El Madrid no se entregó, el Bayern plantó cara y el árbitro lo remató
Por Yoyo Malagón ()
Múnich.- Lo primero que hay que decir, y que a muchos les va a sentar como una patada en la espinilla, es que el Bayern de Múnich es un equipazo. No es el Bayern de antes, el de las goleadas por inercia, pero es mejor que el Real Madrid. Sobre todo en el medio campo, sobre todo en la presión, sobre todo en la idea. Y eso, cuando te enfrentas a ellos en una eliminatoria de Champions, se acaba notando. Da igual la historia, los miedos escénicos o los himnos: al final el balón pesa y ellos lo manejan mejor.
Pero el Madrid jamás se entregó. Y eso no es un brindis al sol, es un hecho. Durante ochenta minutos mantuvo la eliminatoria pareja, como un boxeador al que le han roto la ceja pero sigue moviéndose. Ni siquiera cuando el Bayern dominaba había esa sensación de naufragio que otras veces sí, la de irse a pique sin remedio. El Madrid estaba ahí, arañando, esperando su momento. Hasta que llegó el error arbitral.
Porque expulsar a Camavinga con una tarjeta amarilla (Doble amarilla) en ese lance es, sencillamente, una barbaridad. No se podía expulsar por eso. Fue un lance más, se llevó la pelota sin intención alguna, no había mala intención. Pero el árbitro quiso ser protagonista y lo consiguió: con uno menos, el Madrid se desmoronó. No de golpe, no como un castillo de naipes, sino por acumulación. Porque con diez contra once, y contra este Bayern, el desgaste es una condena a muerte lenta.
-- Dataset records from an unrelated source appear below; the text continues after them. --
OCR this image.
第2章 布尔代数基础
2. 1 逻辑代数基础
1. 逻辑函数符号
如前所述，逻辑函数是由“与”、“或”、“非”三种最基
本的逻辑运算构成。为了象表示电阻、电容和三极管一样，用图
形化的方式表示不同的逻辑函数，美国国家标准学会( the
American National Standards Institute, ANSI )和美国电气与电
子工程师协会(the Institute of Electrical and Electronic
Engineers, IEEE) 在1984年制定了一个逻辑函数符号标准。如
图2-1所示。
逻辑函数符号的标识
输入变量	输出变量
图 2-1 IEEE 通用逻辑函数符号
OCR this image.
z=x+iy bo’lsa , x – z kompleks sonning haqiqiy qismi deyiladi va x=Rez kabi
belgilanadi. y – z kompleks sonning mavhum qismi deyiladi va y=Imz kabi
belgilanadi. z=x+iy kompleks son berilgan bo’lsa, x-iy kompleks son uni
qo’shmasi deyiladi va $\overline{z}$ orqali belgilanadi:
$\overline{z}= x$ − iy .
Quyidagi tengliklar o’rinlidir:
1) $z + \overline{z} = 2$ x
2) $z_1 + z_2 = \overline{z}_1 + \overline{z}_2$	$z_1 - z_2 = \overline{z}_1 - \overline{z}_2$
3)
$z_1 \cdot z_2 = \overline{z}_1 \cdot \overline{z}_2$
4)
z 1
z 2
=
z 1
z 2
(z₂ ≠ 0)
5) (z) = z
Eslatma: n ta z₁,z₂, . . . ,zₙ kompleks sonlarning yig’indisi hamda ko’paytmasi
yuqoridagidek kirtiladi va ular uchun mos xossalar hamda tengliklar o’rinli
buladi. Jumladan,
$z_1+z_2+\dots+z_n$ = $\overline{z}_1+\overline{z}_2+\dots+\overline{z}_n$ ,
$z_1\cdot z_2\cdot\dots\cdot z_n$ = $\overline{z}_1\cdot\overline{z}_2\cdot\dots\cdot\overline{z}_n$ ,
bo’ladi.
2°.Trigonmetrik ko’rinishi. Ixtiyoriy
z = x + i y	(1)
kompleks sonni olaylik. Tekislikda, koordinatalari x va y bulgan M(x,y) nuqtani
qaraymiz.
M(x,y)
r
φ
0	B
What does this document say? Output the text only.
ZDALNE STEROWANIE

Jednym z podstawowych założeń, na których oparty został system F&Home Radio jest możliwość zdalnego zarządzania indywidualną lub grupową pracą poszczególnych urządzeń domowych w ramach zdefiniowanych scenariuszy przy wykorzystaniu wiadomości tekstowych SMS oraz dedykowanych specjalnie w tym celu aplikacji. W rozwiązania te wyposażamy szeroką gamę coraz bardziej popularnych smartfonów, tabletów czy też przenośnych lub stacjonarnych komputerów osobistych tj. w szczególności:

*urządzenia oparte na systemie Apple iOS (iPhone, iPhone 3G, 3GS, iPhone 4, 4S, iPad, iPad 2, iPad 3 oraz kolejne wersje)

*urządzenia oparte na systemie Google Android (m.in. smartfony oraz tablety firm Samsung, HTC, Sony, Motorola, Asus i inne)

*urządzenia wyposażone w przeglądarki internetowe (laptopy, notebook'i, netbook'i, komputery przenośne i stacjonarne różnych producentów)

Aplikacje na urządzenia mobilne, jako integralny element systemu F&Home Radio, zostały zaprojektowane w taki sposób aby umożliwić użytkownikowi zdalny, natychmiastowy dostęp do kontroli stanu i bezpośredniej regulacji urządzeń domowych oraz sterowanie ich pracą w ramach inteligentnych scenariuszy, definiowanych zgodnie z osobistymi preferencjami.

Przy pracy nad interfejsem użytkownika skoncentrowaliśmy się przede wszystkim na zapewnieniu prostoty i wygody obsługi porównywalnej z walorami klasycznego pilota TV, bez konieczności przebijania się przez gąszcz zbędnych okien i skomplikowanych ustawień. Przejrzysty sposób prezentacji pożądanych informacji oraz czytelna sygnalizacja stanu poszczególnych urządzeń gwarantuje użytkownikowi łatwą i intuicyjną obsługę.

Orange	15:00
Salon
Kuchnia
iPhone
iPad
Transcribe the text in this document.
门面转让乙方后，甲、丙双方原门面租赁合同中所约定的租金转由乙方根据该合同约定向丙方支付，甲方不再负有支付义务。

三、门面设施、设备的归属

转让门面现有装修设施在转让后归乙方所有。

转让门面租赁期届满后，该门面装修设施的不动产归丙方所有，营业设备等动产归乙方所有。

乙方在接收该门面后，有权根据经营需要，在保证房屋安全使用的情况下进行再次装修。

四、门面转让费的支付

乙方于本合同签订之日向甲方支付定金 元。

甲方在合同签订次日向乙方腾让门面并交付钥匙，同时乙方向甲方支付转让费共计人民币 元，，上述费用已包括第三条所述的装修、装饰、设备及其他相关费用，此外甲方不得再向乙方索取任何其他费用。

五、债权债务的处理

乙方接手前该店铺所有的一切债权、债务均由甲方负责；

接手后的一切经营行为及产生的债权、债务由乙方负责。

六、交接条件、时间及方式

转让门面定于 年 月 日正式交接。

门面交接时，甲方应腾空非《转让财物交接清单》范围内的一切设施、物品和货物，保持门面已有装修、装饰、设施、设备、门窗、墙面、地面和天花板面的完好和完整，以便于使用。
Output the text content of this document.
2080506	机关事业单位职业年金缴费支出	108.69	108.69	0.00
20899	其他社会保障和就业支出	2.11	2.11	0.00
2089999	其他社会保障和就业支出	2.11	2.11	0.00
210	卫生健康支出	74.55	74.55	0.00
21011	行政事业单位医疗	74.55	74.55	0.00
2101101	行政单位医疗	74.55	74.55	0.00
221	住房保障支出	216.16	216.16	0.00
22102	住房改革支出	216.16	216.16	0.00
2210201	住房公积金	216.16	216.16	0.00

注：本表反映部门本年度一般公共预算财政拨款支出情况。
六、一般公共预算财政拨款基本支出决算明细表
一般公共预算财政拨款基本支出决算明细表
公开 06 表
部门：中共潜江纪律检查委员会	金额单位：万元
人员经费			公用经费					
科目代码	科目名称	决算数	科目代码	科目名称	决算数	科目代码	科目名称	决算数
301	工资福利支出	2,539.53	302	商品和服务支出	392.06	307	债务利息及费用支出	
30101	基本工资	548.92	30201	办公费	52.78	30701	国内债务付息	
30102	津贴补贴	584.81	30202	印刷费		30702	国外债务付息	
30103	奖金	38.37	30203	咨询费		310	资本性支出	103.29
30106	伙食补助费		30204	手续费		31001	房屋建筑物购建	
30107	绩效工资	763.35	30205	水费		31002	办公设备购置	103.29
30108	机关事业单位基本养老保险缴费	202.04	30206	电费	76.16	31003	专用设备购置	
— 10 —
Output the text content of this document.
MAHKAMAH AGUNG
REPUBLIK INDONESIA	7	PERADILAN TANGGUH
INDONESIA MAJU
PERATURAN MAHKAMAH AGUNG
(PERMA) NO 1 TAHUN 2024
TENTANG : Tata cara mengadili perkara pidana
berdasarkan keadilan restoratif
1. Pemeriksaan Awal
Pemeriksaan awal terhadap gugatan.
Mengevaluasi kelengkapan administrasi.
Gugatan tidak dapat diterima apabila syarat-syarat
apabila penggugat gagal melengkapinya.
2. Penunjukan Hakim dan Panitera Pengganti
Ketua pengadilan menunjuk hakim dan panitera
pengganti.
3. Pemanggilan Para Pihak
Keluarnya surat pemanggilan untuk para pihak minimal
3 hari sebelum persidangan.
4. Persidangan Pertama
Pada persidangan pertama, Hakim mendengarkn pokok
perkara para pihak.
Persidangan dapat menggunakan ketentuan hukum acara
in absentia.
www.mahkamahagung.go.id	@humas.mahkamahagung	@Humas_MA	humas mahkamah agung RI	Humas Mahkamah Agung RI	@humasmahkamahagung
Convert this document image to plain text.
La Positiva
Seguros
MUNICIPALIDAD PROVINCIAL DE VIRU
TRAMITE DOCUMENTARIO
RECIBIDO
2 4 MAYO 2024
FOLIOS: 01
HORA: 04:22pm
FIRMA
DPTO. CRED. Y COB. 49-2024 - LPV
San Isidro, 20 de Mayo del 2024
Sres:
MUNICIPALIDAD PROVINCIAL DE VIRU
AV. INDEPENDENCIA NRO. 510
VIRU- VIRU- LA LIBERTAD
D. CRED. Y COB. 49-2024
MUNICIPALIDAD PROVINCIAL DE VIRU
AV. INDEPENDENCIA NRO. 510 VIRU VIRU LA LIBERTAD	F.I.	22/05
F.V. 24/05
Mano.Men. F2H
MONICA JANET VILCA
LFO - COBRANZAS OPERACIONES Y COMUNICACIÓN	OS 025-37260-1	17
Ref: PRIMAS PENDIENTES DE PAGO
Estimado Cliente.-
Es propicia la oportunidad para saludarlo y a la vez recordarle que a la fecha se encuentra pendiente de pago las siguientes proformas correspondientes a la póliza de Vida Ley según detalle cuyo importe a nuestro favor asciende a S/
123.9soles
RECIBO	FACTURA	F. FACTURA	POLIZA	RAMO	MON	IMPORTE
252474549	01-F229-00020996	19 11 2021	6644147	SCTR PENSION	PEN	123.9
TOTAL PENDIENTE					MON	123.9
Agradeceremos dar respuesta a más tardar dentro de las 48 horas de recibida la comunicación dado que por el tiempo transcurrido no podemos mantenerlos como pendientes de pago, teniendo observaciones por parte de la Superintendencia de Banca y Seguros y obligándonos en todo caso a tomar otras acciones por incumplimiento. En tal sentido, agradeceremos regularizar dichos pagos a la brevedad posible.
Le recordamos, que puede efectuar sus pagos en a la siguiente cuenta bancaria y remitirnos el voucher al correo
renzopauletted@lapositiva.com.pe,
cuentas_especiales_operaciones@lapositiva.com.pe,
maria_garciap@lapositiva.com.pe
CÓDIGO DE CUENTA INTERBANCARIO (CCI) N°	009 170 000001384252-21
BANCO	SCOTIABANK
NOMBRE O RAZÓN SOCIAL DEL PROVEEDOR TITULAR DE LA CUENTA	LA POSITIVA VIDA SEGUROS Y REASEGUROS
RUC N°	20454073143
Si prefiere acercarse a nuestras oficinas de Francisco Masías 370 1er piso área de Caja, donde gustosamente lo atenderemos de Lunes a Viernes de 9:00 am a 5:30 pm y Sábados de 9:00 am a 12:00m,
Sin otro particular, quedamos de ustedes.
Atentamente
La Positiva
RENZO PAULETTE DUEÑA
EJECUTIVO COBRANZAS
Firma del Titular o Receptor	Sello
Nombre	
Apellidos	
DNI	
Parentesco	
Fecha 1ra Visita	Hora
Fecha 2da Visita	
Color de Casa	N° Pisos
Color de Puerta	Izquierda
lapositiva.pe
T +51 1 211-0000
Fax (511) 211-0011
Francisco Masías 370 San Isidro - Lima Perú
Y aún así, el equipo peleó duro, dio la cara, batalló como si le fuera la vida en cada posesión. Intentó la remontada con un descaro que rozaba la inconsciencia, pero también la épica. Arda Güler fue, sin discusión, el mejor blanco. No solo por cómo recibía y giraba, sino por cómo miraba el área contraria sabiendo que su equipo estaba en inferioridad. Al final dos goles.
Mbappé anotó otro gol, porque eso es lo que hace: aparecer cuando todo parece perdido para dejar un destello que sirva más como consuelo que como solución. El resto se vació, se dejó los pulmones y las piernas en el césped. Se fueron con la sensación de que 11 contra 11, igual hoy estaríamos hablando de otra cosa.
Este equipo lleva unos retoques y tendrá una buena temporada el año próximo, especialmente en Champions, porque en Liga no lo dejan competir. Y no hace falta decir más sobre eso, que ya todos sabemos de qué va la historia. Pero con un par de piezas, con Güler teniendo más peso y con Mbappé haciendo lo que sabe, el año que viene este Madrid volverá a asustar. Eso sí: que no le pongan delante al Bayern con un árbitro inspirado, porque entonces igual ni los retoques valen.